John Paul II, aware of this, convened a special meeting of the General Council of the Polish episcopate, a small group of seven men, in Częstochowa on June 5. Neither Casaroli nor any other Vatican official accompanying the Pope was present. The meeting was tape-recorded, and in late 2025, I was given a memorandum summarizing the discussion on that occasion; it was written by the conference general secretary, Bishop Bronisław Dąbrowski, and had been kept under lock and key in the archives of the Archdiocese of Warsaw for decades. What John Paul said on that occasion sheds new light on his keen insight — and on the incomprehension of many in the Vatican, not excluding Agostino Casaroli — when it came to communist regimes.
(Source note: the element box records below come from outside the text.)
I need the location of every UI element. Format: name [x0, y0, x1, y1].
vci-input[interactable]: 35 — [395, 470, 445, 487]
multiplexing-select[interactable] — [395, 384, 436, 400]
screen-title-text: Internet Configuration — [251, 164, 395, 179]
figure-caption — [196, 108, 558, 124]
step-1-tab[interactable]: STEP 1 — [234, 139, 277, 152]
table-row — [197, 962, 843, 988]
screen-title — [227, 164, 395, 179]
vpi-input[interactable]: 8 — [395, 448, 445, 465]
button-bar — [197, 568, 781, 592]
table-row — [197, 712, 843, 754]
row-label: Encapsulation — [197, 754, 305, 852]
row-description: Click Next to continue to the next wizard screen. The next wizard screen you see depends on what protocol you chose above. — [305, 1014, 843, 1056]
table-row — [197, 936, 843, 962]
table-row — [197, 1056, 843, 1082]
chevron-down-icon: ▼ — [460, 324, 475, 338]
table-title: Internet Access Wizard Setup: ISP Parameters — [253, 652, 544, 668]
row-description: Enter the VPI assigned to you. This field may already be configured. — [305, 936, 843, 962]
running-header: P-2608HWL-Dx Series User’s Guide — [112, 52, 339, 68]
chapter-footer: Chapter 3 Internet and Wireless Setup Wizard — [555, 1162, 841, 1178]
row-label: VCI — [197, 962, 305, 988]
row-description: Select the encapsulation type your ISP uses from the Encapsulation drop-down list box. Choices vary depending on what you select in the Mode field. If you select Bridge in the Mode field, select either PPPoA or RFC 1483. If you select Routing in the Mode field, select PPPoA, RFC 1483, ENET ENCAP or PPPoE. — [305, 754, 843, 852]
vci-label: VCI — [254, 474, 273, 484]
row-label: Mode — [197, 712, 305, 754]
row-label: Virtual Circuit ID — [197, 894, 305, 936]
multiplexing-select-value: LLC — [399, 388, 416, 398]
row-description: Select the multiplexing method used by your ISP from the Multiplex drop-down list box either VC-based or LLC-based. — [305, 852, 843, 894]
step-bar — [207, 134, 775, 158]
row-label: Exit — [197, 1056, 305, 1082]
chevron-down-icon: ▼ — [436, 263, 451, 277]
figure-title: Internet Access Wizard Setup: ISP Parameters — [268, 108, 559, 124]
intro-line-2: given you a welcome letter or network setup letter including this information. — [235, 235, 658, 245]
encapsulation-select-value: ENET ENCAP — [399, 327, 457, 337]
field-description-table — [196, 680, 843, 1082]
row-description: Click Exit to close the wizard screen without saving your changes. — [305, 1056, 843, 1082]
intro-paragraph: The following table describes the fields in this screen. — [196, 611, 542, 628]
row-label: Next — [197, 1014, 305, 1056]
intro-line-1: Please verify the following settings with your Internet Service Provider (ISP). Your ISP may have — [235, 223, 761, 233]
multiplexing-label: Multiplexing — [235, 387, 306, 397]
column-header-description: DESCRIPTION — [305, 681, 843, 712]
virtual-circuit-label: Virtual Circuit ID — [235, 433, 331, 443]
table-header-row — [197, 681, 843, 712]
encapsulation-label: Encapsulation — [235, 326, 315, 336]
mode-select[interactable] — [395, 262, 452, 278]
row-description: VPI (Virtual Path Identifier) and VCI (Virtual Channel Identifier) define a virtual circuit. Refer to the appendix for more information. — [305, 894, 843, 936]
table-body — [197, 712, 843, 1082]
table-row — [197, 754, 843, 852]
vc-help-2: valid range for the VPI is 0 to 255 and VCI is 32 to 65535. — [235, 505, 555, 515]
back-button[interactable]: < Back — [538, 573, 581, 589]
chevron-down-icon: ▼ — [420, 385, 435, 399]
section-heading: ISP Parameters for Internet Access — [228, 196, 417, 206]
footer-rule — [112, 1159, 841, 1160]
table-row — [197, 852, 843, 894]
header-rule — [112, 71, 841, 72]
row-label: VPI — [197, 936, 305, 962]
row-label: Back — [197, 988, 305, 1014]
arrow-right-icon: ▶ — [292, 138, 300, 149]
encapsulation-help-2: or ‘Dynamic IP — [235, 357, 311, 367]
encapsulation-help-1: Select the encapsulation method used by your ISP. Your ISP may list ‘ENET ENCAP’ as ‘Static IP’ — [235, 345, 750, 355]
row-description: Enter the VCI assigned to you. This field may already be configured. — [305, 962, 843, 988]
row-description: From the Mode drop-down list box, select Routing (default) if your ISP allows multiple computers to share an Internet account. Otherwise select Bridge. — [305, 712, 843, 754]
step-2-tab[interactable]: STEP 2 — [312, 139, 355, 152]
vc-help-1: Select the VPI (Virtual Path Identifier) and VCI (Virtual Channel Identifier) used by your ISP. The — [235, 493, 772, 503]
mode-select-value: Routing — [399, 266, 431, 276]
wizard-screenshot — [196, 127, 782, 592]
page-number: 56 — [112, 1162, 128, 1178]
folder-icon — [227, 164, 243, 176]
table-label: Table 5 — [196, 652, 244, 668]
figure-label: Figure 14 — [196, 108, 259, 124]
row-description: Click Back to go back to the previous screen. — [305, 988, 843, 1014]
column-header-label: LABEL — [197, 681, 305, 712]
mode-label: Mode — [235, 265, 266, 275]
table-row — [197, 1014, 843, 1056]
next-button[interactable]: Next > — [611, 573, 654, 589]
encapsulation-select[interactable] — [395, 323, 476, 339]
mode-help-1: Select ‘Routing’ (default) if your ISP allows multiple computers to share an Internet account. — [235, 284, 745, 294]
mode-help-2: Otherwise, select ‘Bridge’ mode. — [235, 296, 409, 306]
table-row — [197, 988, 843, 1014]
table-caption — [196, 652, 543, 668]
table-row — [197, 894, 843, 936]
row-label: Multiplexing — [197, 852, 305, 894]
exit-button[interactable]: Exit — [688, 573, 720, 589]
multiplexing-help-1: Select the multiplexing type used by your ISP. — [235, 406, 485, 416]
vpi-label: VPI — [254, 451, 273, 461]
Among the points the Pope made:  

  • The Vatican had “no shortage of experts” on Warsaw Pact countries, only a “shortage of people who have experience [of life under communism].”

  • John Paul risked more than the communist authorities did in coming to Poland, because he risked giving those authorities “an alibi” for their regime that they “didn’t deserve” — a “point I keep explaining to Casaroli.”

  • “Ukrainians should feel valued … The [Vatican] has no right to take their historical truth away from them in the name of ecumenism [i.e., with Russian Orthodoxy] ... The destruction of the [Ukrainian Greek Catholic Church] … is a crime.”

  • The Polish pilgrimage had “a global significance” geopolitically, and the Polish experience of a faith-based resistance to tyranny had a “necessary” meaning for the entire world Church.


The Polish Primate, for his part, demonstrated his own keen insight, indeed foresight, when Cardinal Wyszyński said, in response to the Pope, that the papal pilgrimage was already “a kind of breakthrough. … It is the awakening of Lithuania, Latvia, Estonia, Belarus, Ukraine … a revival of the hope of these people … a kind of spiritual mobilization.” Later in the conversation, John Paul II wholly agreed: “…there is another process [underway] that is not yet visible, namely the process of freeing oneself from political alienation. … So some changes are coming. You can feel it.”


As indeed those changes came, in 1989.


Very little of this is recognized today in certain Vatican and progressive Italian ecclesiastical circles, where Cardinal Casaroli’s Ostpolitik diplomacy is considered a key to the collapse of European communism. It was nothing of the sort. And what John Paul observed to the General Council of the Polish episcopate in June 1979 — that Catholicism has effective weapons against tyranny when it is “strong with its own strength,” its spiritual strength — remains true today, not least with respect to Russia and China.